A planet is closet to the Sun at perihelion, and is farthest at aphelion. Likewise, a body is closest to the Earth at perigee and is farthest at apogee. Perihelion and aphelion are the apsides of a heliocentric orbit, likewise perigee and apogee are the apsides of a geocentric orbit. The line connecting the apsides is called, naturally, the line of apsides, or just the apse.
Opposition and Conjunction: A planet is in opposition when the Sun, the Earth, and the planet lie in a straight line, with the Earth in the middle2. Inner planets never appear in opposition. (See why?)
A planet is in conjunction when the Earth, the Sun, and the planet lie in a straight line, with the Earth at one end. Either the Sun or the planet can take the middle position. Outer planets, like Mars, never take the middle. An inner planet, like Venus, can take the middle or not: inferior conjunction happens when the planet is in the middle, superior conjunction when the Sun is in the middle.
Like so:
These terms seem most natural from a geocentic perspective (although the definitions work either way). For Mars to be in opposition means that Mars and the Sun appear in opposite signs of the zodiac, 180° apart. When a planet is in conjunction, it appears in the same zodiac sign, separated from the Sun by 0°. Because we’ve ignored latitude (see previous footnote), these statements are not literally true: they apply rather to the planet’s longitude compared with the Sun’s.
For an outer planet, apogee occurs at conjunction and perigee at opposition. For an inner planet, apogee occurs at superior conjunction and perigee at inferior conjunction. Our figure makes these facts obvious.
Oppositions are directly observable. Not so for conjunctions (the planet is in front of or behind the Sun), but they can be inferred by interpolation.
Periods: Modern astronomy regards the sidereal period of a planet as the most fundamental; this is the time it takes for it to make a complete revolution around the Sun, judged by the fixed stars. This is almost the same as the time for the planet’s longitude to advance 360°, but the precession of the equinoxes introduces a very small correction, which we will ignore. The ancient astronomers laid more stress on the synodic period: the time from one opposition to the next (for an outer planet), or one inferior conjunction to the next (for an inner planet).
We have a relation between the synodic and sidereal periods (again, ignoring the precession of the equinoxes):
outer planet: 1/Tsynodic = 1/TEarth − 1/Tsidereal
inner planet: 1/Tsynodic = 1/Tsidereal − 1/TEarth
Here’s the argument for an outer planet, say Mars. Take a heliocentric perspective. Treat it as a race around a track, starting with Earth and Mars lined up. Earth has a faster angular speed, so it will “lap” Mars. The angular speeds are 360°/TEarth and 360°/Tsidereal for Earth and Mars, respectively, so Earth gains on Mars at a relative angular speed equal to the difference. But this relative angular speed must be equal to 360°/Tsynodic, since it takes one synodic period for Earth to lap Mars. This gives the outer planet formula; with a slight modification, it’s the same for an inner planet.
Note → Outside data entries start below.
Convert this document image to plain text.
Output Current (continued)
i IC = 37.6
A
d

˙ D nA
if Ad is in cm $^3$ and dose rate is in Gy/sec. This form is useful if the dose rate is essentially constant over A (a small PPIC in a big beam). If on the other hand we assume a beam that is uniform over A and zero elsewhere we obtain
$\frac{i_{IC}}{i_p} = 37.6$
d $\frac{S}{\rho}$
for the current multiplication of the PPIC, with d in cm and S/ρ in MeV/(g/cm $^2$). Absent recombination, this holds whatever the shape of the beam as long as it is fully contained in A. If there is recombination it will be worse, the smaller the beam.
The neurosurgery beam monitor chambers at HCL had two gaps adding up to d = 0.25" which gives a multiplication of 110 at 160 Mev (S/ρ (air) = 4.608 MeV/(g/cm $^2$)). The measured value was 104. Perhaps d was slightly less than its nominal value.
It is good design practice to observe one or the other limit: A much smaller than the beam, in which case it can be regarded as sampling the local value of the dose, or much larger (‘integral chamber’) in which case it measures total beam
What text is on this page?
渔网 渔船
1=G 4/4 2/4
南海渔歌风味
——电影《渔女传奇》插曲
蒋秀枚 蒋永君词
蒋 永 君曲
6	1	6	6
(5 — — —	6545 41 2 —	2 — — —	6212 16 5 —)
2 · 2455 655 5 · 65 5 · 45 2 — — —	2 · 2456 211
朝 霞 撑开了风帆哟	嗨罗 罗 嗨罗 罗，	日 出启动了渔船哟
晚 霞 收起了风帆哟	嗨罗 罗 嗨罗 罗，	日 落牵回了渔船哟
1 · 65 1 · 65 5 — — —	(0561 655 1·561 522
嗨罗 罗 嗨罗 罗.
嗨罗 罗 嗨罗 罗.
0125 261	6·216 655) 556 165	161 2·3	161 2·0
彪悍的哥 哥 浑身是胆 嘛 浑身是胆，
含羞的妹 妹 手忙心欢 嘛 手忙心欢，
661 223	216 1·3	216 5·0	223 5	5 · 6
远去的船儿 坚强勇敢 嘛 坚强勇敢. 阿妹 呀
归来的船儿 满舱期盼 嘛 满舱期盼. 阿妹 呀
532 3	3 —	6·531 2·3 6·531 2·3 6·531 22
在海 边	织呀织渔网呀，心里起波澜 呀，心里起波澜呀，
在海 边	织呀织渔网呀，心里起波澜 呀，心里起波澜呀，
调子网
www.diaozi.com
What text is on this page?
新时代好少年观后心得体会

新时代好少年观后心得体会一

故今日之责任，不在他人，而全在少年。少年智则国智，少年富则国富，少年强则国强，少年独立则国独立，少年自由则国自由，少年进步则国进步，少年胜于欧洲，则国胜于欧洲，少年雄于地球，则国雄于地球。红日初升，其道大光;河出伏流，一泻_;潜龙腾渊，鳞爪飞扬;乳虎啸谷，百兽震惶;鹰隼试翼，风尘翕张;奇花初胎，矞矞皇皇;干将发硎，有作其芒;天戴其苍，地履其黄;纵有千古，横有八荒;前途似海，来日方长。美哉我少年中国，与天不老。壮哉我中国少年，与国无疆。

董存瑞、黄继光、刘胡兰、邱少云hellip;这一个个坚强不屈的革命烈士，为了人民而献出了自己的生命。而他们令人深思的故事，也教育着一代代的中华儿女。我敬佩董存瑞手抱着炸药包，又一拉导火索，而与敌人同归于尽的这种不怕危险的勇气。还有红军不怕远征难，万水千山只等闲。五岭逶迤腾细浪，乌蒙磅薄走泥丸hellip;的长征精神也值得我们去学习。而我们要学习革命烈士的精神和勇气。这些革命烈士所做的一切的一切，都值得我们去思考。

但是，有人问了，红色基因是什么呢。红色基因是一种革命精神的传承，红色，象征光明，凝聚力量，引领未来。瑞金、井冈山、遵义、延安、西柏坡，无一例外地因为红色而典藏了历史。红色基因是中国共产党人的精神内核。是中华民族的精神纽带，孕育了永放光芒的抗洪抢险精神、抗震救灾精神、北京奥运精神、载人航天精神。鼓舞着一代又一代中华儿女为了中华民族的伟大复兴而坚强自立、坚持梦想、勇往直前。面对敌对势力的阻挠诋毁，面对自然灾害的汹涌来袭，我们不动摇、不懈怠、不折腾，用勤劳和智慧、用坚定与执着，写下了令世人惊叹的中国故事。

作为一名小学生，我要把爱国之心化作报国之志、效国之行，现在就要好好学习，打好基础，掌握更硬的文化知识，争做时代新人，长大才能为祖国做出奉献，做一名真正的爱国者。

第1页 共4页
[1] From a fully geocentric perspective, the Earth does not spin: instead, every celestial object acquires a daily clockwise motion about the Earth.
[2] Strictly speaking, this is not quite correct: we’ve ignored matters of latitude. First project the planet’s position onto the ecliptic plane. Our definitions of opposition and conjunction should refer to this projected position, instead of the actual planet.